Tuesday, February 1, 2011

Banking Insight Comes From Pitcher's Sore Arm

Banking Insight Comes From Pitcher's Sore Arm: Amity Shlaes

Can this economy go the distance? The U.S. expanded by 3.2 percent in the last quarter. Americans long for an economy that grows at 4 percent, quarter after quarter, strong enough to shrug off revolution in Egypt, central bank machinations in China and Steve Jobs’s health.

We want an economy as strong and resilient as a superstar athlete.

For that to happen, more people have to be like Gil Meche, the Kansas City Royals pitcher who refused his 2011 salary of $12 million. He decided not to hold his employer to what he was owed under the terms of his contract.

Meche wanted to keep pitching. His shoulder wouldn’t cooperate. He knew he’d spend the season on the bench or playing a limited role, not earning his salary as a starter. Meche said that he retired because he “didn’t want to be the guy making $12 million doing absolutely nothing to help the team.”

What this shows, first of all, is that Meche lives in an economy where contracts matter. Everyone expected the Royals to pay the 32-year-old what they owed him even after he failed to deliver the performance Royals fans hoped for.

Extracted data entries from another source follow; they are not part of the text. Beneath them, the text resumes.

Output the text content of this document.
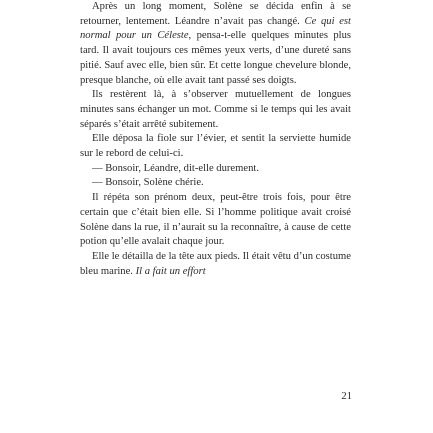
Après un long moment, Solène se décida enfin à se retourner, lentement. Léandre n’avait pas changé. Ce qui est normal pour un Céleste, pensa-t-elle quelques minutes plus tard. Il avait toujours ces mêmes yeux verts, d’une dureté sans pitié. Sauf avec elle, bien sûr. Et cette longue chevelure blonde, presque blanche, où elle avait tant passé ses doigts.

Ils restèrent là, à s’observer mutuellement de longues minutes sans échanger un mot. Comme si le temps qui les avait séparés s’était arrêté subitement.

Elle déposa la fiole sur l’évier, et sentit la serviette humide sur le rebord de celui-ci.

— Bonsoir, Léandre, dit-elle durement.

— Bonsoir, Solène chérie.

Il répéta son prénom deux, peut-être trois fois, pour être certain que c’était bien elle. Si l’homme politique avait croisé Solène dans la rue, il n’aurait su la reconnaître, à cause de cette potion qu’elle avalait chaque jour.

Elle le détailla de la tête aux pieds. Il était vêtu d’un costume bleu marine. Il a fait un effort

21
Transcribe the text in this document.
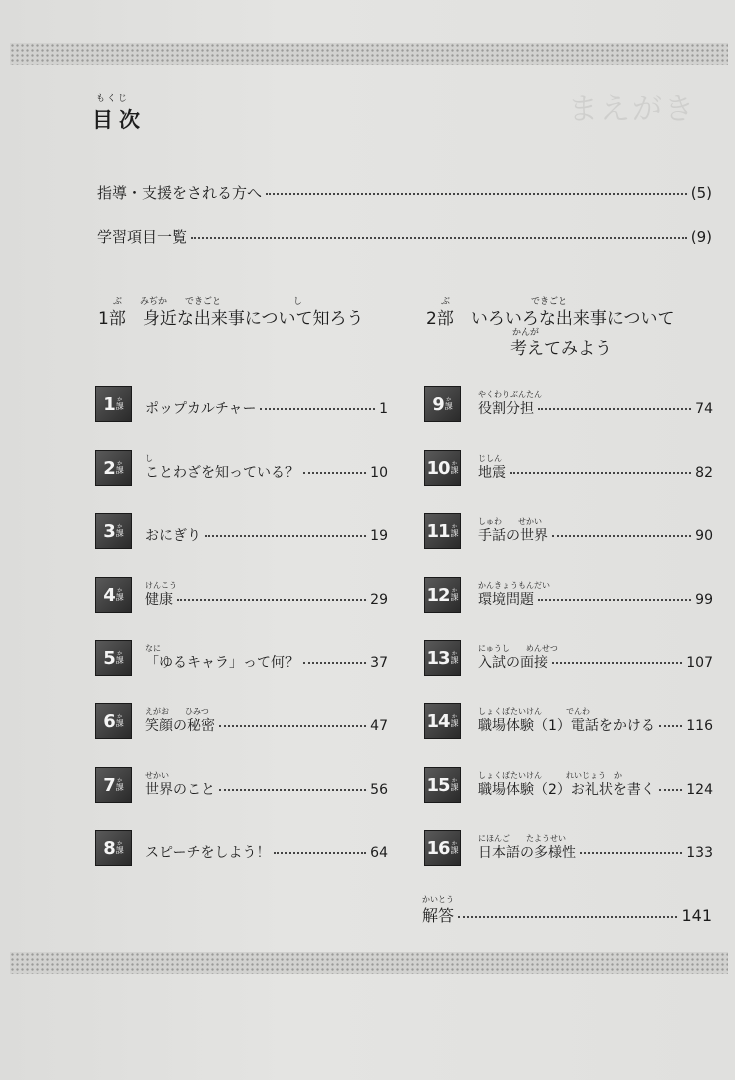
まえがき
もくじ
目次
指導・支援をされる方へ	(5)
学習項目一覧	(9)
ぶ　　みぢか　　できごと　　　　　　　　し
1部　身近な出来事について知ろう
ぶ　　　　　　　　　できごと
2部　いろいろな出来事について
かんが
考えてみよう
1 か
課 ポップカルチャー	1
2 か
課
し
ことわざを知っている？	10
3 か
課 おにぎり	19
4 か
課
けんこう
健康	29
5 か
課
なに
「ゆるキャラ」って何？	37
6 か
課
えがお　　ひみつ
笑顔の秘密	47
7 か
課
せかい
世界のこと	56
8 か
課 スピーチをしよう！	64
9 か
課
やくわりぶんたん
役割分担	74
10 か
課
じしん
地震	82
11 か
課
しゅわ　　せかい
手話の世界	90
12 か
課
かんきょうもんだい
環境問題	99
13 か
課
にゅうし　　めんせつ
入試の面接	107
14 か
課
しょくばたいけん　　　でんわ
職場体験（1）電話をかける 116
15 か
課
しょくばたいけん　　　れいじょう　か
職場体験（2）お礼状を書く 124
16 か
課
にほんご　　たようせい
日本語の多様性	133
かいとう
解答	141
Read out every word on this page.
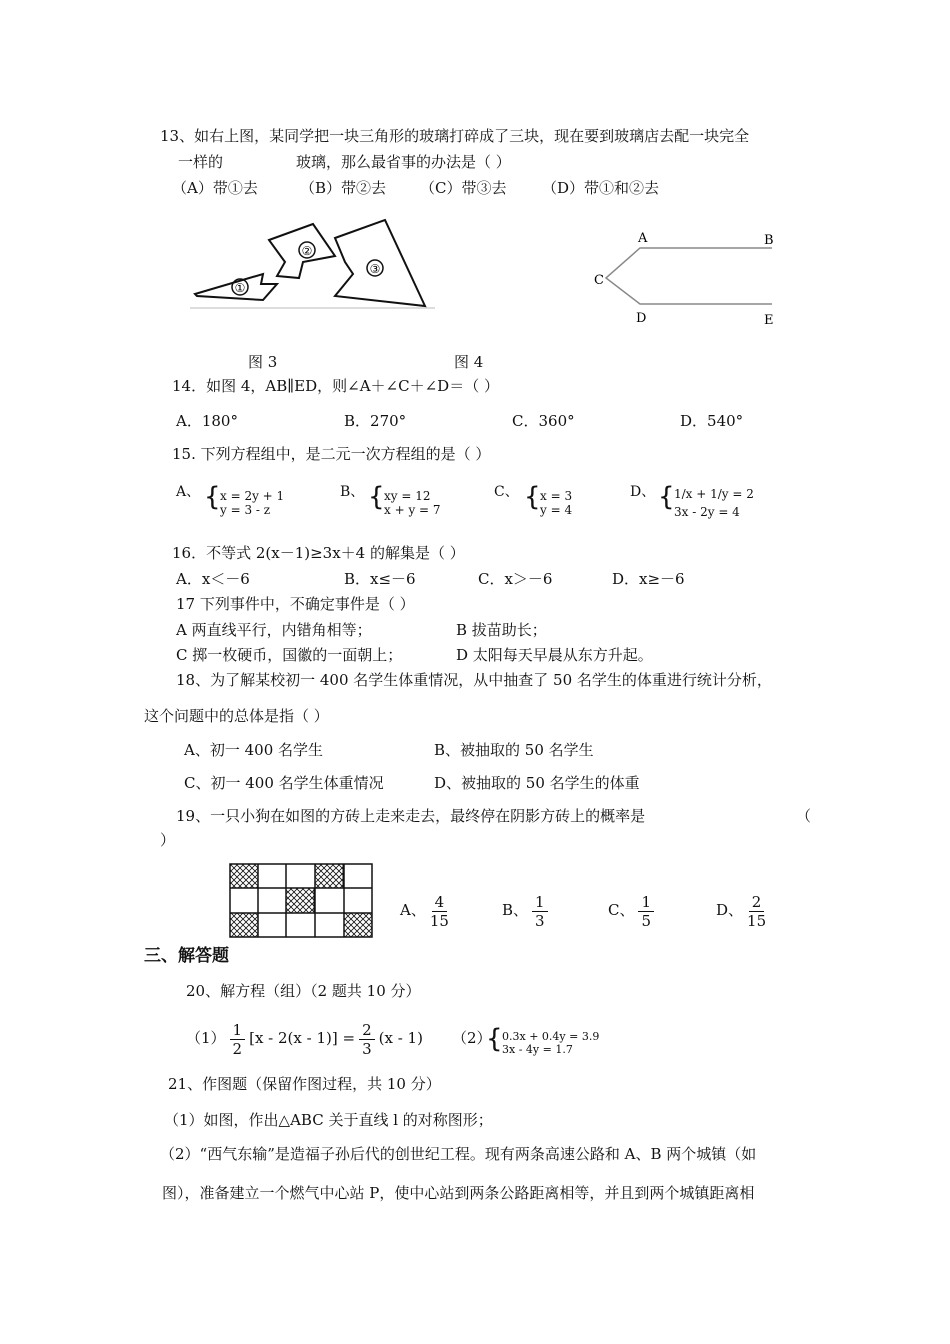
13、如右上图，某同学把一块三角形的玻璃打碎成了三块，现在要到玻璃店去配一块完全
一样的	玻璃，那么最省事的办法是（ ）
（A）带①去	（B）带②去 （C）带③去 （D）带①和②去
①
②
③
A	B
C
D	E
图 3	图 4
14．如图 4，AB∥ED，则∠A＋∠C＋∠D＝（ ）
A．180°	B．270°	C．360°	D．540°
15. 下列方程组中，是二元一次方程组的是（ ）
A、 { x = 2y + 1
y = 3 - z
B、 { xy = 12
x + y = 7
C、 { x = 3
y = 4
D、 { 1/x + 1/y = 2
3x - 2y = 4
16．不等式 2(x－1)≥3x＋4 的解集是（ ）
A．x＜－6	B．x≤－6	C．x＞－6	D．x≥－6
17 下列事件中，不确定事件是（ ）
A 两直线平行，内错角相等；	B 拔苗助长；
C 掷一枚硬币，国徽的一面朝上；	D 太阳每天早晨从东方升起。
18、为了解某校初一 400 名学生体重情况，从中抽查了 50 名学生的体重进行统计分析，
这个问题中的总体是指（ ）
A、初一 400 名学生	B、被抽取的 50 名学生
C、初一 400 名学生体重情况	D、被抽取的 50 名学生的体重
19、一只小狗在如图的方砖上走来走去，最终停在阴影方砖上的概率是	（
）
A、 $\frac{4}{15}$	B、 $\frac{1}{3}$	C、 $\frac{1}{5}$	D、 $\frac{2}{15}$
三、解答题
20、解方程（组）（2 题共 10 分）
$(1) \frac{1}{2} [x - 2(x - 1)] = \frac{2}{3} (x - 1)$ （2）
{ 0.3x + 0.4y = 3.9
3x - 4y = 1.7
21、作图题（保留作图过程，共 10 分）
（1）如图，作出△ABC 关于直线 l 的对称图形；
（2）“西气东输”是造福子孙后代的创世纪工程。现有两条高速公路和 A、B 两个城镇（如
图），准备建立一个燃气中心站 P，使中心站到两条公路距离相等，并且到两个城镇距离相
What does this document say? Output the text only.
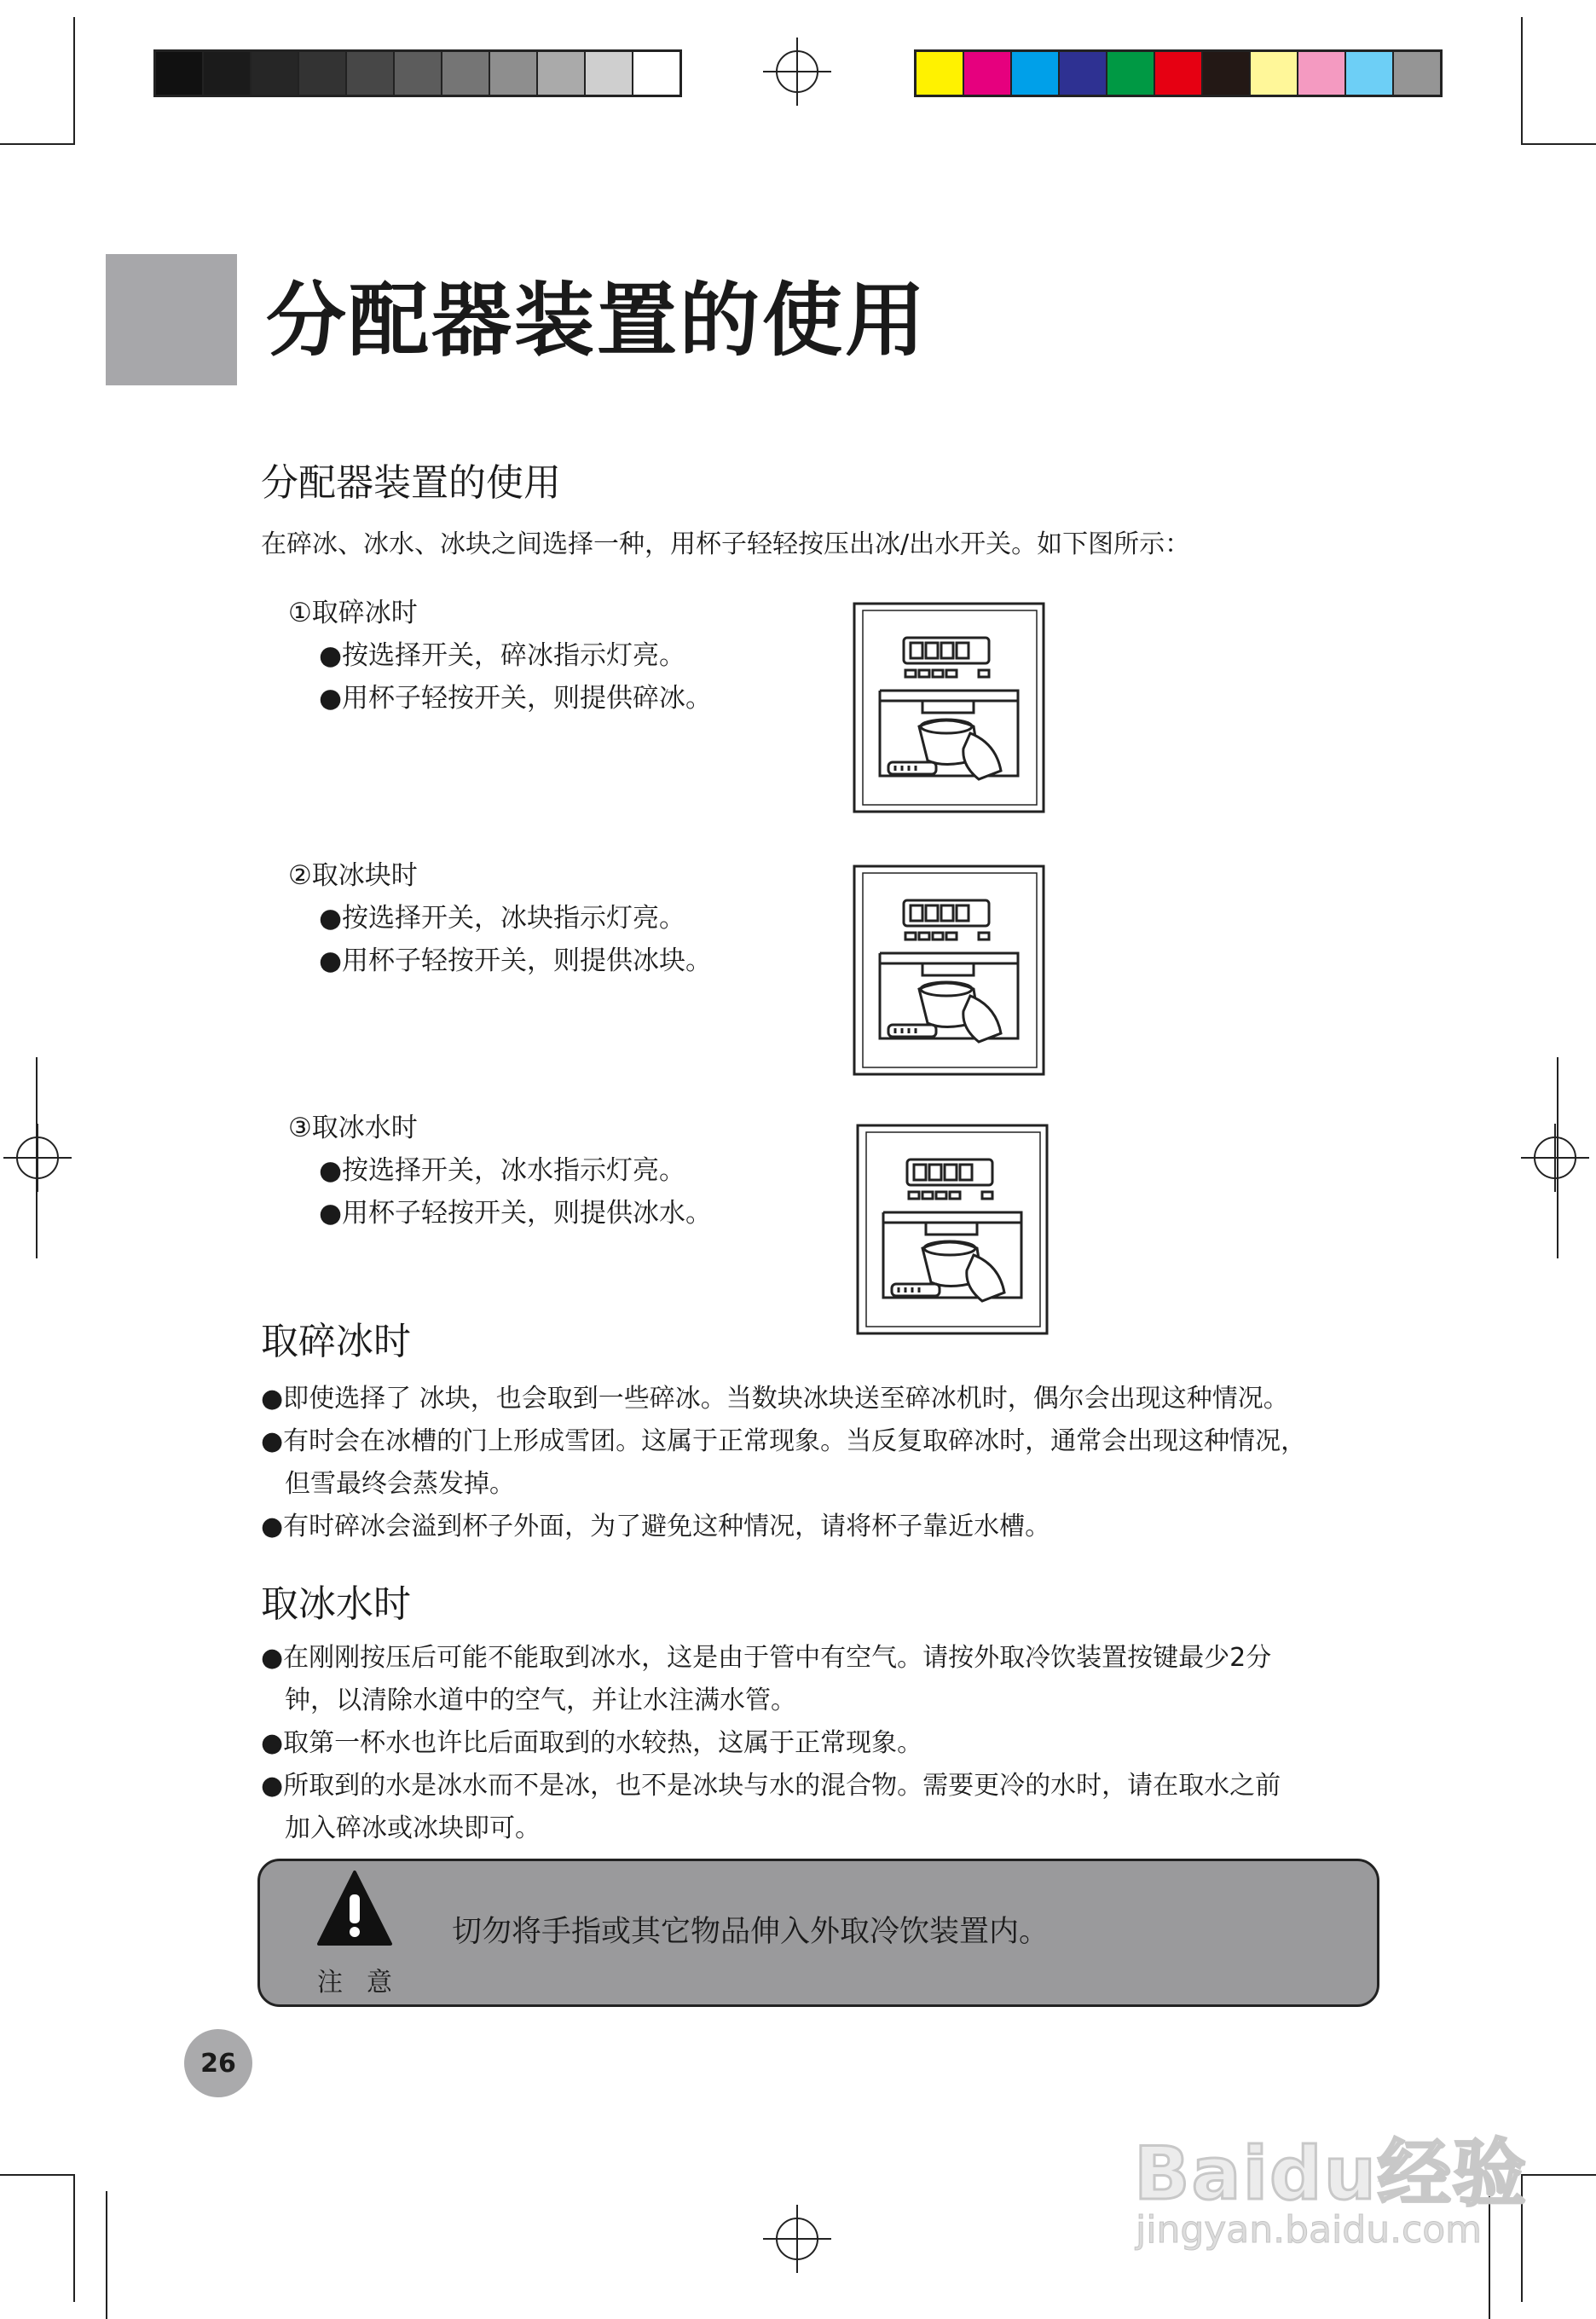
分配器装置的使用
分配器装置的使用
在碎冰、冰水、冰块之间选择一种，用杯子轻轻按压出冰/出水开关。如下图所示：
①取碎冰时
●按选择开关，碎冰指示灯亮。
●用杯子轻按开关，则提供碎冰。
②取冰块时
●按选择开关，冰块指示灯亮。
●用杯子轻按开关，则提供冰块。
③取冰水时
●按选择开关，冰水指示灯亮。
●用杯子轻按开关，则提供冰水。
取碎冰时
●即使选择了 冰块，也会取到一些碎冰。当数块冰块送至碎冰机时，偶尔会出现这种情况。
●有时会在冰槽的门上形成雪团。这属于正常现象。当反复取碎冰时，通常会出现这种情况，
但雪最终会蒸发掉。
●有时碎冰会溢到杯子外面，为了避免这种情况，请将杯子靠近水槽。
取冰水时
●在刚刚按压后可能不能取到冰水，这是由于管中有空气。请按外取冷饮装置按键最少2分
钟，以清除水道中的空气，并让水注满水管。
●取第一杯水也许比后面取到的水较热，这属于正常现象。
●所取到的水是冰水而不是冰，也不是冰块与水的混合物。需要更冷的水时，请在取水之前
加入碎冰或冰块即可。
注意
切勿将手指或其它物品伸入外取冷饮装置内。
26
Baidu经验
jingyan.baidu.com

More important, Meche’s move was voluntary. He took into account what would happen to the other party and chose to forgo his $12 million. As a result, team officials might be a bit more inclined to agree to slightly more generous contracts in the future because they know it’s at least possible for a player to act like Meche. He won’t play ball again, but his considerate behavior may make it easier for him to find a future business partner.

Trust Factor

In other words, a Meche economy is one in which the parties treat each other well enough that people want to do business with each other again.

This sounds obvious, but it’s not the predominant attitude in American business today. U.S. bankers never expected 2008 to be as bad as it was, or that taxpayers would bail out their companies. Sure, they’re legally entitled to receive money due them. Yet when bankers go to court to collect their bonus money, as some have, they’re telling taxpayers: “We don’t care about you. We’re just in it for the Gordon Gekko glee of free-market capitalism.”

This self-righteousness undermines respect for the banking industry. It makes it harder for banks to get the rules they want as the industry is being reshaped. That, in turn, will affect the scale of bonuses next year.

Such gotcha opportunism is also evident among homeowners, according to the latest quarterly result of the Financial Trust Index, issued by University of Chicago’s Booth School of Business and Northwestern University’s Kellogg School of Management.

Punishing Bad Banks

The survey asked respondents whether they condoned strategic default, in which homeowners walk away from their home and their mortgage contract when the mortgage exceeds the value of the property. Almost half of those polled said they would be more likely to default if their bank was accused of predatory lending. In other words, these homeowners are ready to exploit the current cultural tolerance of such defaults to get revenge for the global wrong that capitalism did in 2008.

That might feel good -- for a moment. But too many revenge defaults will drive up mortgage rates or make banks or mortgage companies more wary of lending to homebuyers.

Many writers, including myself, have detailed how irresponsible government actions slow economic recoveries. Similar behavior by individuals impedes growth, too. If you can’t find someone reliable to do a deal with, you simply don’t do the deal at all.

Honorable Cal

There was a time when most Americans knew this, as I’ve discovered while reading about Calvin Coolidge. After leaving the White House, Coolidge did what all presidents do: he negotiated lucrative writing contracts. One of these was a deal with Collier’s magazine to write 10 articles for $2,000 apiece.

Coolidge delivered all 10, but the magazine published only six. Collier’s publisher therefore must have felt a bit anxious when one day he got word that Coolidge wanted to see him.

During their meeting, Coolidge pointed out that Collier’s ran only six of his articles. Yes, countered the publisher defensively, but the magazine had paid him the entire $20,000. If the articles weren’t published, they must not have been good, Coolidge said. He then handed the publisher a check for $8,000.

It’s not hard to figure out why Coolidge returned the money for the unpublished pieces. He came from intimate New England, where people did business over and over again with the same neighbors. He wanted that next deal. The global marketplace fancies itself anonymous, but it is really just another New England. Every behavior by every individual is built into every price or every deal. If this economy treats today’s contracts honorably, it can pitch not just one but several strong seasons.